«Comunicar la ciencia, menuda historia» por Xurxo Mariño

CIC Network

Xurxo mariño

Este texto deXurxo Mariño apareció originalmente en el número 11 de la revista CIC Network (2012) y lo reproducimos en su integridad por su interés.

Si usted quiere participar como ciudadano en esta sociedad, debe conocer algunos detalles relacionados con los productos que la ciencia vierte en ella; al menos si aspira a que sus opiniones sean un producto personal y no dependiente de lo que otros le digan, ya se trate de supuestos expertos o de líderes políticos o religiosos. El conocimiento científico básico incrementa la capacidad de crítica de quien lo posee y le permite tomar algunas decisiones de manera razonada, por ejemplo respecto a los alimentos transgénicos, el cambio climático, las células troncales -también llamadas células madre-, la fecundación in vitro, la homeopatía, los cultivos ‘biológicos’ o las radiaciones de los teléfonos móviles. También puede usted optar por despreocuparse del asunto, ignorar el conocimiento científico y vivir como un feliz ignorante; al fin y al cabo, es lo que ocurre con la mayoría de ciudadanos en lo que respecta a la ciencia, no lo de feliz -que puede ser-, sino lo de ignorante.
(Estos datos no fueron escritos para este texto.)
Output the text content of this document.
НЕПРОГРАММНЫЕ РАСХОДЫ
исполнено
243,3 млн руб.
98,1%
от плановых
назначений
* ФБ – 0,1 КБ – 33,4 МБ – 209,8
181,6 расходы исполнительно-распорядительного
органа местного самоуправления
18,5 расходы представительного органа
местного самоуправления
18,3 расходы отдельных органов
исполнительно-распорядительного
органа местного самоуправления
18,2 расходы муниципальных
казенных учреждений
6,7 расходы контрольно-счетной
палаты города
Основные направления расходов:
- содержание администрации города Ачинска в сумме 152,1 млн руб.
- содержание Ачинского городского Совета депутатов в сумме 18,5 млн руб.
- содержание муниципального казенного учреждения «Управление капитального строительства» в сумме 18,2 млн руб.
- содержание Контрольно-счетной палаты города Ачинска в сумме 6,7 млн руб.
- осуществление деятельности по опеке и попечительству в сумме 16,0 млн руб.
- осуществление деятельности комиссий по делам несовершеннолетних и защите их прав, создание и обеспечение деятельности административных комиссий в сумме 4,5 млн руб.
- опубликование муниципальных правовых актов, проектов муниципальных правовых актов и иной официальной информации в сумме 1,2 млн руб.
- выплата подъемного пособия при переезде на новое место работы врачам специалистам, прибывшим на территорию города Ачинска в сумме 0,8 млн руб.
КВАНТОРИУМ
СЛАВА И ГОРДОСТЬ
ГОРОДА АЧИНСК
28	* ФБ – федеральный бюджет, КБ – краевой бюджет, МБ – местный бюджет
Es difícil decidir si este exilio voluntario del conocimiento es bueno o malo para quien lo practica, pero desde luego que es negativo para la sociedad si resulta que los practicantes son multitud. Esta es una de las razones que hoy en día refuerzan la importancia de la divulgación de la ciencia. Pero no ha sido siempre así; la comunicación popular de la ciencia es una actividad relativamente nueva, que ha ido incrementando su importancia a medida que la ciencia se ha ido instalando en la vida cotidiana. En este artículo se hace un breve recorrido por algunos de los hitos más sobresalientes de la historia de la ciencia y su comunicación. No es un recorrido exhaustivo, sino un viaje de placer, con un toque de arbitrariedad y disipación.

Pensar, ese privilegio

Hasta la llegada de la revolución científica la ciencia fue cosa de unos pocos, tanto para hacerla como para conocerla, utilizarla y divulgarla. Los griegos clásicos comenzaron pensando, más que actuando, lo cual no es un mal comienzo. Platón sentó una poderosa tradición según la cual el desarrollo teórico de las ideas puede bastar para alcanzar el conocimiento de la naturaleza. Pero con eso no basta. Afortunadamente, su discípulo Aristóteles se dio cuenta de que también es necesario ponerse en contacto con la naturaleza y extraer información directamente de ella. Estas dos maneras de construir el conocimiento, la apriorística y la empirista, han convivido con sus desavenencias hasta nuestros días.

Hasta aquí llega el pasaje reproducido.